Introduction: Damped amplitude of circadian rhythm in locomotor activity and clock gene expression is strongly suggested to initiate or exacerbate skeletal muscle catabolism in, e.g., aging, obesity and diabetes [1]. However, functional drugs or nutrients to counteract/reverse circadian rhythm disruption have not been identified yet. A bio-inspired approach could help fill this gap, by taking advantage of the peculiar ability of hibernating brown bears (Ursus arctos) not to develop muscle atrophy and metabolic diseases although they stay torpid (inactive and fasting with a reduced metabolic rate) for 5-7 months. We have shown previously that the hibernating bear serum contains components able to inhibit proteolysis in human muscle cells in vitro [2]. We therefore assessed the potential of bear serum to modulate muscular circadian rhythms and metabolic efficiency.

Method: To monitor the molecular clock oscillation, soleus and extensor digitorum longus (EDL) muscles, and the hypothalamic suprachiasmatic nucleus (SCN) from Period2-luciferase knockin mice [3] were dissected and cultured with 5% bear serum (BS, pool from 15 females and 4 males, see [4] for details about bear immobilization) collected either during summer (SBS, n=10) or winter (WBS, n=11). 5% fetal bovine serum (FBS, n=15) was used as a control. In parallel, mouse skeletal muscle C2C12 cells were cultured with SBS (n=6), WBS (n=6), or horse serum (HS, n=6) to evaluate mitochondrial oxygen consumption rate. All data was analyzed using a one-way ANOVA followed by Tukey-Kramer multiple comparison tests.

Results: We observed that both SBS and WBS increased the amplitude of Per2 independently of muscle type (202% increase p=0.043 in SBS-soleus, 231% increase p=0.003 in WBS-soleus, 680% increase p<0.001 in SBS-EDL, and 690% increase p<0.001 in WBS-EDL). The circadian period was shortened in soleus cultured with SBS (p=0.031), but not in EDL. The robustness of the rhythm was higher in soleus cultured with WBS (p=0.019) and in EDL cultured with SBS (p<0.001) or WBS (p=0.011) than in FBS-treated muscles. Neither SBS nor WBS affected any of the circadian parameters tested in the central clock, i.e. SCN.  On the other hand, mitochondrial oxygen consumption in mouse skeletal muscle cells was not affected by either SBS or WBS (p=0.688 and p=0.664, respectively).
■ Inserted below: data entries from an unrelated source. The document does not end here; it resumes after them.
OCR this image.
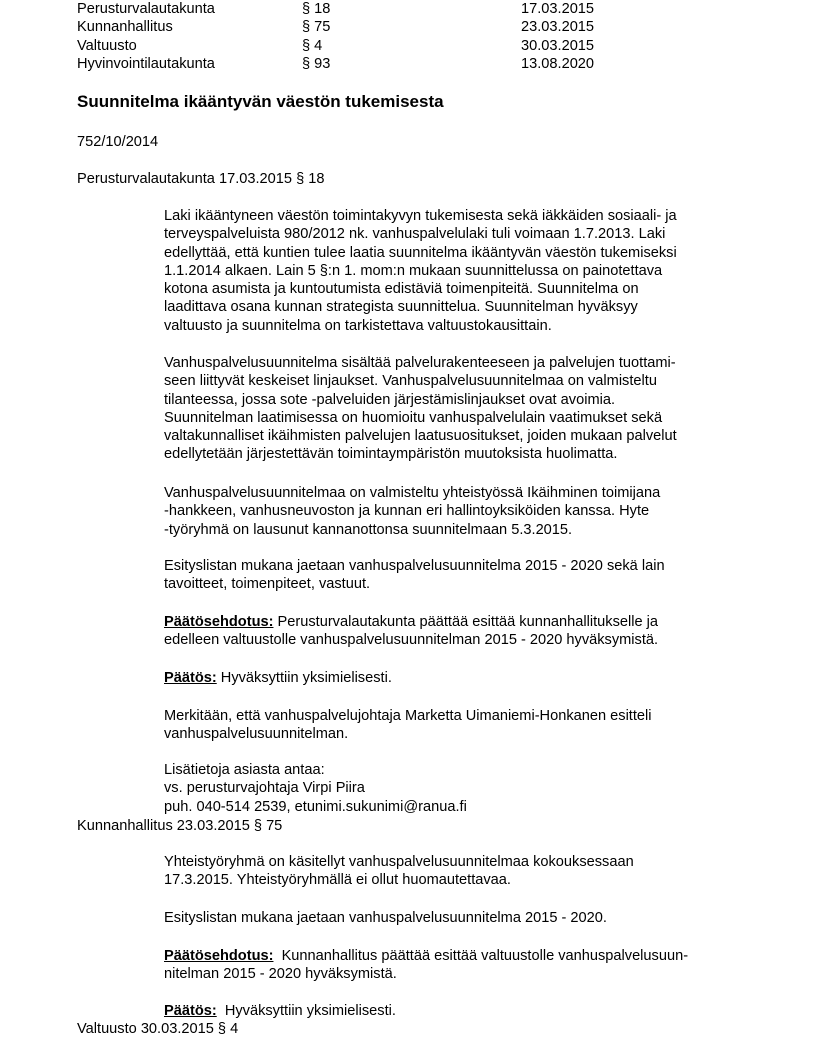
Perusturvalautakunta	§ 18	17.03.2015
Kunnanhallitus	§ 75	23.03.2015
Valtuusto	§ 4	30.03.2015
Hyvinvointilautakunta	§ 93	13.08.2020
Suunnitelma ikääntyvän väestön tukemisesta
752/10/2014
Perusturvalautakunta 17.03.2015 § 18

Laki ikääntyneen väestön toimintakyvyn tukemisesta sekä iäkkäiden sosiaali- ja

terveyspalveluista 980/2012 nk. vanhuspalvelulaki tuli voimaan 1.7.2013. Laki

edellyttää, että kuntien tulee laatia suunnitelma ikääntyvän väestön tukemiseksi

1.1.2014 alkaen. Lain 5 §:n 1. mom:n mukaan suunnittelussa on painotettava

kotona asumista ja kuntoutumista edistäviä toimenpiteitä. Suunnitelma on

laadittava osana kunnan strategista suunnittelua. Suunnitelman hyväksyy

valtuusto ja suunnitelma on tarkistettava valtuustokausittain.

Vanhuspalvelusuunnitelma sisältää palvelurakenteeseen ja palvelujen tuottami-

seen liittyvät keskeiset linjaukset. Vanhuspalvelusuunnitelmaa on valmisteltu

tilanteessa, jossa sote -palveluiden järjestämislinjaukset ovat avoimia.

Suunnitelman laatimisessa on huomioitu vanhuspalvelulain vaatimukset sekä

valtakunnalliset ikäihmisten palvelujen laatusuositukset, joiden mukaan palvelut

edellytetään järjestettävän toimintaympäristön muutoksista huolimatta.

Vanhuspalvelusuunnitelmaa on valmisteltu yhteistyössä Ikäihminen toimijana

-hankkeen, vanhusneuvoston ja kunnan eri hallintoyksiköiden kanssa. Hyte

-työryhmä on lausunut kannanottonsa suunnitelmaan 5.3.2015.

Esityslistan mukana jaetaan vanhuspalvelusuunnitelma 2015 - 2020 sekä lain

tavoitteet, toimenpiteet, vastuut.

Päätösehdotus: Perusturvalautakunta päättää esittää kunnanhallitukselle ja

edelleen valtuustolle vanhuspalvelusuunnitelman 2015 - 2020 hyväksymistä.

Päätös: Hyväksyttiin yksimielisesti.

Merkitään, että vanhuspalvelujohtaja Marketta Uimaniemi-Honkanen esitteli

vanhuspalvelusuunnitelman.

Lisätietoja asiasta antaa:

vs. perusturvajohtaja Virpi Piira

puh. 040-514 2539, etunimi.sukunimi@ranua.fi

Kunnanhallitus 23.03.2015 § 75

Yhteistyöryhmä on käsitellyt vanhuspalvelusuunnitelmaa kokouksessaan

17.3.2015. Yhteistyöryhmällä ei ollut huomautettavaa.

Esityslistan mukana jaetaan vanhuspalvelusuunnitelma 2015 - 2020.

Päätösehdotus:  Kunnanhallitus päättää esittää valtuustolle vanhuspalvelusuun-

nitelman 2015 - 2020 hyväksymistä.

Päätös:  Hyväksyttiin yksimielisesti.

Valtuusto 30.03.2015 § 4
Conclusions: Previous reports showed that the amplitude of clock gene oscillation was higher in skeletal muscle of healthy people than in diabetic patients, suggesting that an ample oscillation is linked to the maintenance of proper metabolic function [5]. In our study, both SBS and WBS increased the amplitude of Per2 oscillation in skeletal muscles, but not in the SCN. However, bear serum had no effect on energy metabolism in myocytes. The effect of bear serum on skeletal muscle clock therefore appears to be independent of energy metabolism, at least in in vitro conditions. Further studies are needed to determine (i) whether bear serum coordinates the circadian clock and energy metabolism under specific culture conditions, such as low temperature, and (ii) to what extent bear serum modifies the circadian transcriptome/proteome of exposed cells.